I also took a lively, hour-long “Pure Core” class, which was also demanding, but more accessible for those, like me, not altogether familiar with yoga positions and terminology. The pop music- and prop-filled class, taught by Pure Yoga’s program director, Michelle Demus, combined basic yoga moves with aerobic and core-strengthening exercises.
The experience was enough to make me, if not a yoga convert, then at least convinced that yoga can provide an arduous, satisfying workout, and curious about its much-touted ancillary benefits, such as stress relief and a better night’s sleep.

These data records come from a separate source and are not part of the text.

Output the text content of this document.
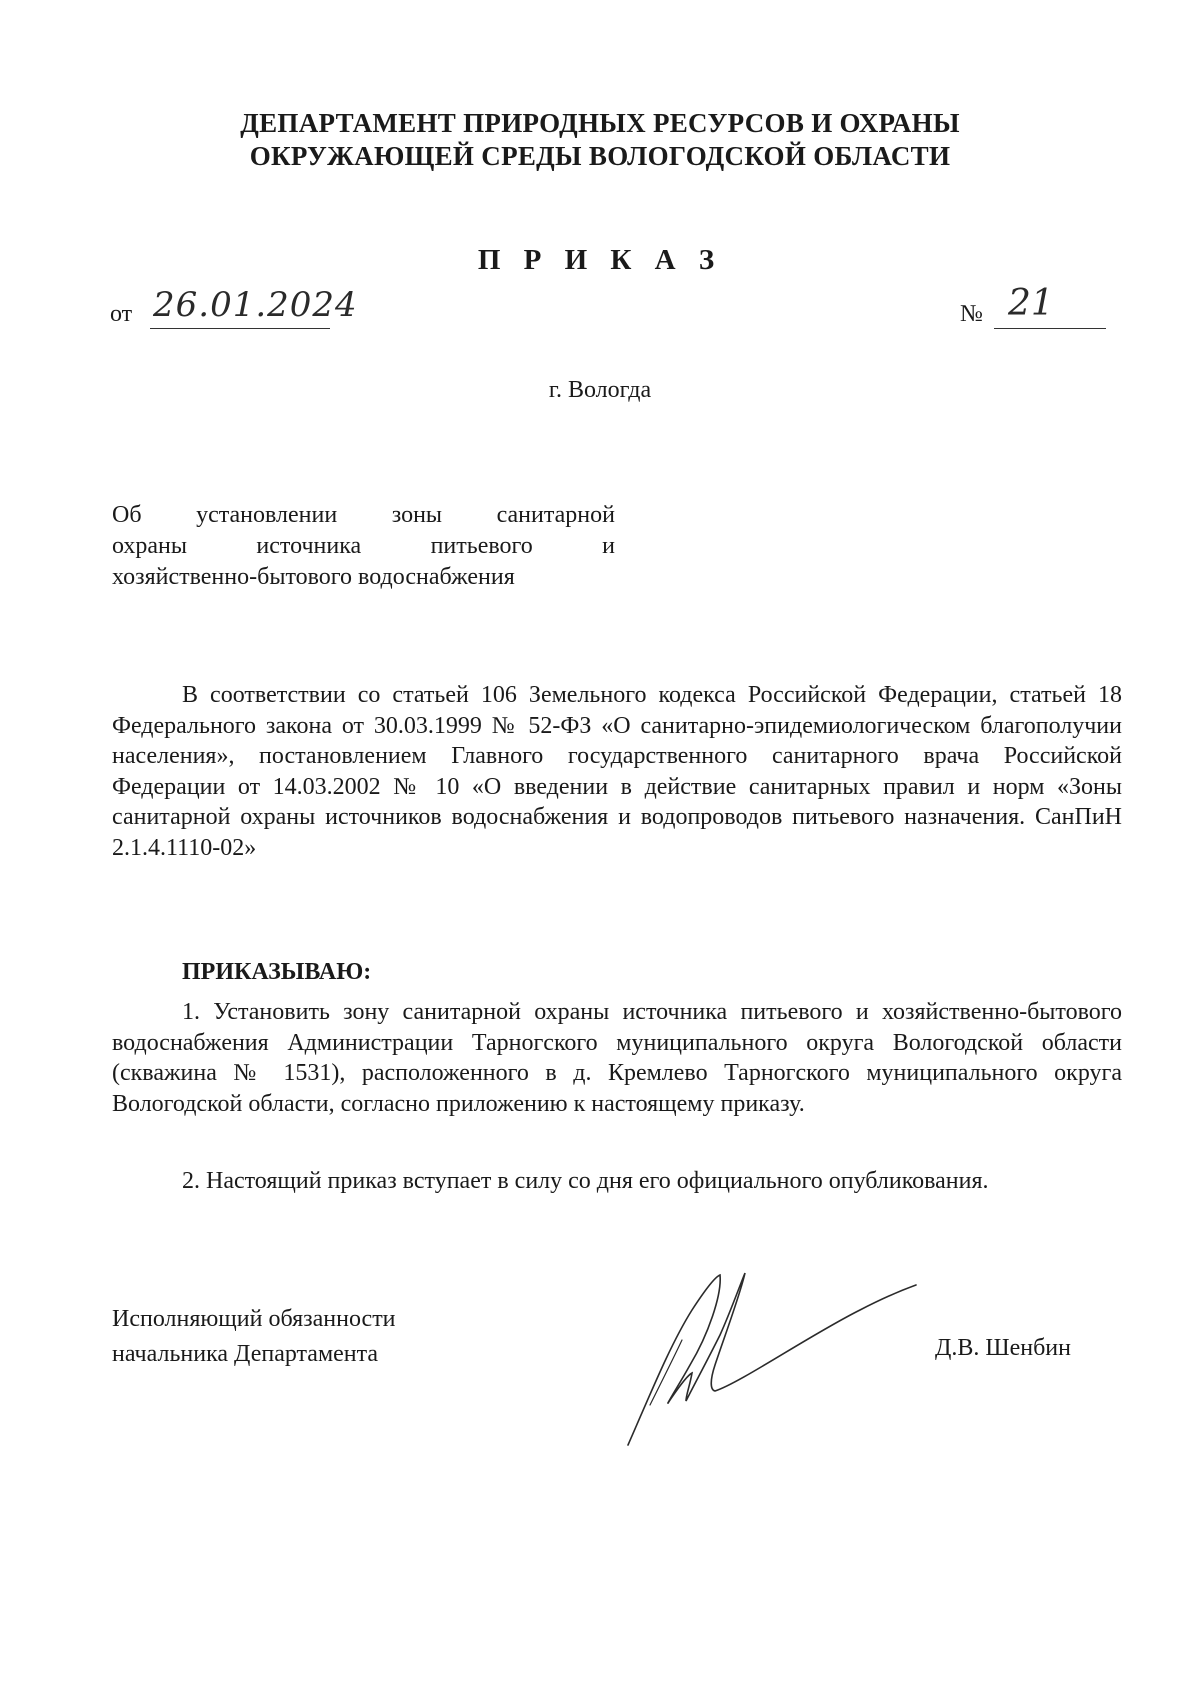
ДЕПАРТАМЕНТ ПРИРОДНЫХ РЕСУРСОВ И ОХРАНЫ
ОКРУЖАЮЩЕЙ СРЕДЫ ВОЛОГОДСКОЙ ОБЛАСТИ
П Р И К А З
от 26.01.2024	№ 21
г. Вологда
Об установлении зоны санитарной
охраны источника питьевого и
хозяйственно-бытового водоснабжения

В соответствии со статьей 106 Земельного кодекса Российской Федерации, статьей 18 Федерального закона от 30.03.1999 № 52-ФЗ «О санитарно-эпидемиологическом благополучии населения», постановлением Главного государственного санитарного врача Российской Федерации от 14.03.2002 № 10 «О введении в действие санитарных правил и норм «Зоны санитарной охраны источников водоснабжения и водопроводов питьевого назначения. СанПиН 2.1.4.1110-02»

ПРИКАЗЫВАЮ:

1. Установить зону санитарной охраны источника питьевого и хозяйственно-бытового водоснабжения Администрации Тарногского муниципального округа Вологодской области (скважина № 1531), расположенного в д. Кремлево Тарногского муниципального округа Вологодской области, согласно приложению к настоящему приказу.

2. Настоящий приказ вступает в силу со дня его официального опубликования.

Исполняющий обязанности
начальника Департамента	Д.В. Шенбин
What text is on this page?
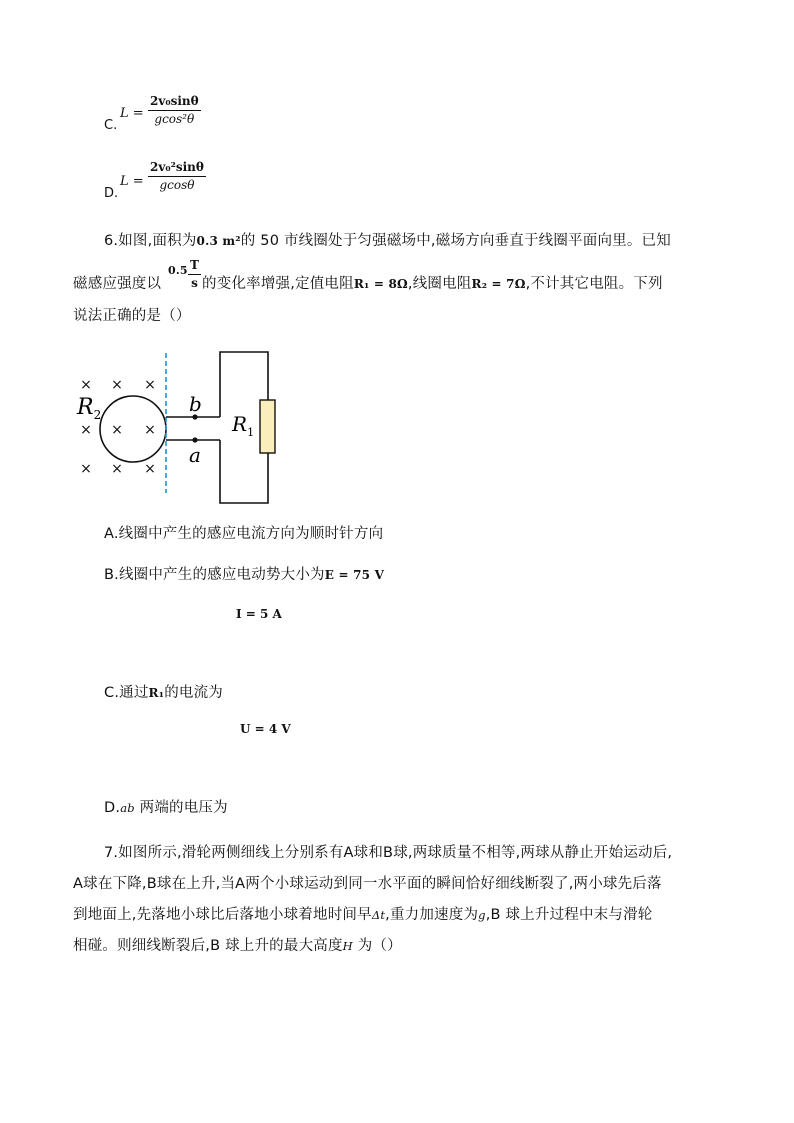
C.
$L = \frac{\text{2v₀sinθ}}{\text{gcos²θ}}$
D.
$L = \frac{\text{2v₀²sinθ}}{gcos\theta}$
6.如图,面积为0.3 m²的 50 市线圈处于匀强磁场中,磁场方向垂直于线圈平面向里。已知
磁感应强度以
$0.5 \frac{T}{s}$ 的变化率增强,定值电阻$_{R_1 = 8\Omega}$,线圈电阻$_{R_2 = 7\Omega}$,不计其它电阻。下列
说法正确的是（）
× × ×
× × ×
× × ×
$R_2$	$R_1$
b
a
A.线圈中产生的感应电流方向为顺时针方向
B.线圈中产生的感应电动势大小为E = 75 V
I = 5 A
C.通过R₁的电流为
U = 4 V
D.ab 两端的电压为
7.如图所示,滑轮两侧细线上分别系有A球和B球,两球质量不相等,两球从静止开始运动后,
A球在下降,B球在上升,当A两个小球运动到同一水平面的瞬间恰好细线断裂了,两小球先后落
到地面上,先落地小球比后落地小球着地时间早Δt,重力加速度为g,B 球上升过程中末与滑轮
相碰。则细线断裂后,B 球上升的最大高度H 为（）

But some are not convinced that the arrival of Pure Yoga is good for the city’s yoga community. In her Yoga Journal Web log, Samadhi & the City, Valerie Reiss questioned whether New York really needed a mega studio. “Though it’s yet to be seen how they’ll affect the yogascape, it sort of feels like a fancy Wal-Mart threatening the livelihoods of the smaller, humbler studios that have been around for years,” she wrote in a recent post.
A yoga instructor who teaches at New York Yoga on East 86th Street, April Puciata, said she doesn’t see the new center as a major threat to other city yoga venues. She said she thought that yoga practitioners would not be so quick to leave their current instructors and studios. “I understand some people would be a little nervous about it, but I think it’s just going to bring about more interest in the practice, and that’s good for everyone,” she said. “Maybe it will encourage smaller studios to look for ways to better serve their clientele. Or maybe I’m just idealistic. Only time will tell.”
gbirkner@nysun.com
Pure Yoga (203 E. 86th St., between Second and Third avenues, 212-360-1888, $400 initiation, $140 a month for unlimited group classes, $125 an hour for private lessons).